2. For more complicated tasks it requires good prompting. Example: Tell me three ways to fix this error, then pick the best way and implement it. <paste error> <paste relevant code>. Without the "step-by-step" approach it almost never works.

3. It's pretty good at writing microbenchmarks for C++. They always compile, but require some editing. I use the same prompting approach as (2.) for generating microbenchmarks.
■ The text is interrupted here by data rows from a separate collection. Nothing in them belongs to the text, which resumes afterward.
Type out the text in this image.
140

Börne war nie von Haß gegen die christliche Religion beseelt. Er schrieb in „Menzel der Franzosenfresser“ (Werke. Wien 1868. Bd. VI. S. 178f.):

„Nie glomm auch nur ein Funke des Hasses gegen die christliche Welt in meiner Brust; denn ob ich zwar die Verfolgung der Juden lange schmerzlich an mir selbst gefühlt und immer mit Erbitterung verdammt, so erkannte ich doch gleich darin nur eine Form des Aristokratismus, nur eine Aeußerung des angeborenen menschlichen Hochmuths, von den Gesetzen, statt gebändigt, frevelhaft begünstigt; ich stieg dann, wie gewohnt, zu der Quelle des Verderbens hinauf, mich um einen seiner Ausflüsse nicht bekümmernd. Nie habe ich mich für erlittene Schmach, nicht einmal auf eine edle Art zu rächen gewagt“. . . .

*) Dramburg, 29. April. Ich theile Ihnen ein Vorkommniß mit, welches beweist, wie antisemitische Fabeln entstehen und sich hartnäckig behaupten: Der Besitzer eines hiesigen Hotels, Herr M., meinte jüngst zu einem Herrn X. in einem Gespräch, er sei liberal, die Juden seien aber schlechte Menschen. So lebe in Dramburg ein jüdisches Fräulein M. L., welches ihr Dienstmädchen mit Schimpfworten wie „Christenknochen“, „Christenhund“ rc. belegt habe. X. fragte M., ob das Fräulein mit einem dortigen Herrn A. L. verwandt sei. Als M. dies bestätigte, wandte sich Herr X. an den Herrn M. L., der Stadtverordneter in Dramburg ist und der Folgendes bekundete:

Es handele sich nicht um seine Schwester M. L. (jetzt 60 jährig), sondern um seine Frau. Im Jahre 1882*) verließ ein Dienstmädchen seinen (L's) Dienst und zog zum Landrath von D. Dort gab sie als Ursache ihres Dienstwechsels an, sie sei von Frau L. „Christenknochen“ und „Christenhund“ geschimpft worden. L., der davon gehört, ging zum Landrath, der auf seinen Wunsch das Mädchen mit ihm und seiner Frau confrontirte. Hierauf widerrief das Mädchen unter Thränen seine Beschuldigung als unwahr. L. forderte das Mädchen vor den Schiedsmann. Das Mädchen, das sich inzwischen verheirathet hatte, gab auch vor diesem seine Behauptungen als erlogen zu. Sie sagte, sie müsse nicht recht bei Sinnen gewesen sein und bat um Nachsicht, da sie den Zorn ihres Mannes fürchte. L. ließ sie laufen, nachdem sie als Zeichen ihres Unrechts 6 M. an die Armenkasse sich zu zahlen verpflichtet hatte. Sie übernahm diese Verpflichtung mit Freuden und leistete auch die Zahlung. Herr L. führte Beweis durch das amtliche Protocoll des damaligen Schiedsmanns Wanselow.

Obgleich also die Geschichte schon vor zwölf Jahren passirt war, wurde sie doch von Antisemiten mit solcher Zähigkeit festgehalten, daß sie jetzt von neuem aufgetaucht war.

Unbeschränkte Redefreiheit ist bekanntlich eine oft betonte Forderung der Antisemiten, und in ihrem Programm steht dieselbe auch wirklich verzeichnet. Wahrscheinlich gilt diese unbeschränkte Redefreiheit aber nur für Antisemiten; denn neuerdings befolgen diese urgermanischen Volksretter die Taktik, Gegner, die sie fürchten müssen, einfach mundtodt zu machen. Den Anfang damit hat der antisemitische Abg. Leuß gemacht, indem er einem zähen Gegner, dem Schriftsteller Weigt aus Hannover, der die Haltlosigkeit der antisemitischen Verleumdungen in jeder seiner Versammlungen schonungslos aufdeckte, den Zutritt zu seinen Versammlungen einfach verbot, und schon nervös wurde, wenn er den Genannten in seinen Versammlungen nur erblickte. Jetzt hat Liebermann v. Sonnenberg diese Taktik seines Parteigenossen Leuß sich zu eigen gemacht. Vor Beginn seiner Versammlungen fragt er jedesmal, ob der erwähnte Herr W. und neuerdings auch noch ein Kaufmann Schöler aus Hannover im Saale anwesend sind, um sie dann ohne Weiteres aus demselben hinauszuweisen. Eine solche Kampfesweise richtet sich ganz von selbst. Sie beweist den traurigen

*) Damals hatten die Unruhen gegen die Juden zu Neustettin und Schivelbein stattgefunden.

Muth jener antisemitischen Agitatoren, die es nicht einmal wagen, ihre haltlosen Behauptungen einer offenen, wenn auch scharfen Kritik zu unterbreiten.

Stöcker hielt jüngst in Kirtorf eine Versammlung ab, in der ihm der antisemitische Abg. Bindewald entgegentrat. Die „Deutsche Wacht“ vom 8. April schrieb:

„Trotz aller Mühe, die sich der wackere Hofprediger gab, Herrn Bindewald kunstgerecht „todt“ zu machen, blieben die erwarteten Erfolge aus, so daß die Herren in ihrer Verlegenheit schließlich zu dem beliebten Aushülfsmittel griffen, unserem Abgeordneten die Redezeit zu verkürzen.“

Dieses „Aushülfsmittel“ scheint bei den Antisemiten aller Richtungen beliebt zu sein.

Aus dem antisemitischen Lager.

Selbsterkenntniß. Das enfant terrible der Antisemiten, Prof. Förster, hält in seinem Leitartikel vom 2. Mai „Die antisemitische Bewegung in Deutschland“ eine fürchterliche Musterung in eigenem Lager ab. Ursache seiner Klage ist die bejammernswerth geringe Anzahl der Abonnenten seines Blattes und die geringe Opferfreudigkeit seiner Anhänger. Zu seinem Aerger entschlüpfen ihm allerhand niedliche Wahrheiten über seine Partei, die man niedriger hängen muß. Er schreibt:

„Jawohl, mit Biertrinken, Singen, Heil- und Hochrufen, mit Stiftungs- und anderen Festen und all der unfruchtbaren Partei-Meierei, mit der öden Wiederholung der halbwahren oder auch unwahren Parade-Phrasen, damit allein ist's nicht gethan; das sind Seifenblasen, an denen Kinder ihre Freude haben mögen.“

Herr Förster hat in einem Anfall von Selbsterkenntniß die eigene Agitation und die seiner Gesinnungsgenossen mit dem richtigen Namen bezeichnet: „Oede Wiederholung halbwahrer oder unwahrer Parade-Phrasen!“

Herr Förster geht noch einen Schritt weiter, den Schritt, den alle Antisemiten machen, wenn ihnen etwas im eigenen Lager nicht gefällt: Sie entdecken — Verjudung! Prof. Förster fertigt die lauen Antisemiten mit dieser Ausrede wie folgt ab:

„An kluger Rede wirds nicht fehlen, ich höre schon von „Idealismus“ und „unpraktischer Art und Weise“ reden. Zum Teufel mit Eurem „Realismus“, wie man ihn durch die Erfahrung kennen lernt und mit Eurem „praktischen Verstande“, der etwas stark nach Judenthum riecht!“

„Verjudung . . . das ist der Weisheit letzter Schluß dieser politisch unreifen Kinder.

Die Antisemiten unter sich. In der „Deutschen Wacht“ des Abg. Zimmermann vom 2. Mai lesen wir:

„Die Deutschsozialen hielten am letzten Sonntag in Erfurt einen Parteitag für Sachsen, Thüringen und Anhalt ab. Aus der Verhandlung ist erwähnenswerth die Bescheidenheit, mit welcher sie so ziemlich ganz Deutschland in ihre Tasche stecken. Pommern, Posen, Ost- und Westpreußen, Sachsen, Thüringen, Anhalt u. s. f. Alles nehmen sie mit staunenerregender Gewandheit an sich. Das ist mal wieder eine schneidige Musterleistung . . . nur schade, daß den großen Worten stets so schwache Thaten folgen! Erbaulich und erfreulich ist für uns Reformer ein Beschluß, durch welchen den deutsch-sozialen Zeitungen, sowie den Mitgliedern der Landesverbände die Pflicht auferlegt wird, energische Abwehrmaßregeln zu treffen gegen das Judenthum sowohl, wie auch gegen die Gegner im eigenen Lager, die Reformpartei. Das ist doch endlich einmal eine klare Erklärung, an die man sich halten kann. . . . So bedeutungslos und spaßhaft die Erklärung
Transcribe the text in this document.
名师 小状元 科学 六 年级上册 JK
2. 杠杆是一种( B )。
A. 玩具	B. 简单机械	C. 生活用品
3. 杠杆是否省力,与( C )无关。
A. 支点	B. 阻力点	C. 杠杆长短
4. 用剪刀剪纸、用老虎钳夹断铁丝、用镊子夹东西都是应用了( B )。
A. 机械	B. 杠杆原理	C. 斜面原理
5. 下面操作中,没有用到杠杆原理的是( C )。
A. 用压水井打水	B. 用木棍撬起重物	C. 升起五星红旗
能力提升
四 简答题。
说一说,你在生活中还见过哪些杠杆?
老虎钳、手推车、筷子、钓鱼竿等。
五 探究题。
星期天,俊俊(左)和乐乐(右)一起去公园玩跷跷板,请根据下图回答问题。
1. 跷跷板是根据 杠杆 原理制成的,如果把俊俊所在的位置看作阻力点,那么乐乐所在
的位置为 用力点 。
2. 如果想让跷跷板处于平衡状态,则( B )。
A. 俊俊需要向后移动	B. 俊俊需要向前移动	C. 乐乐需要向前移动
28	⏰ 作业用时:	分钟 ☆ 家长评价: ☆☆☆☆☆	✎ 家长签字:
4. It's pretty useful for explaining things to me that I then validate later via Google. Example (I had previously tried and failed to Google the answer): The default IEEE rounding mode is called "round to nearest, ties to even". However all large floating point numbers are even. So how is it decided whether 3,000,003 (which is not representable in fp32) becomes 3,000,002 or 3,000,004?.

5. It can explain assembly code. I dump plain objdump -S output into it.

The main limitation seems to be UI. chat.openai.com is horrible for editing large prompts. I wrote some scripts myself to support file-based history, command substitution etc.



But 3000003 is exact in fp32, as well as it is 3000002.5, 3000002.75 before it or 3000003.25, 3000003.5, 3000003.75 after it?

https://www.h-schmidt.net/FloatConverter/IEEE754.html

And AFAIK the LLMs, lacking the ability to actually calculate, can't check which numbers are such?


Ha, you're right. I should've used 30,000,000. The answer it gave regarding how to do "ties to even" was still correct though: "Evenness" is decided by the least significant bit of the mantissa, not be the "evenness" of the decimal representation.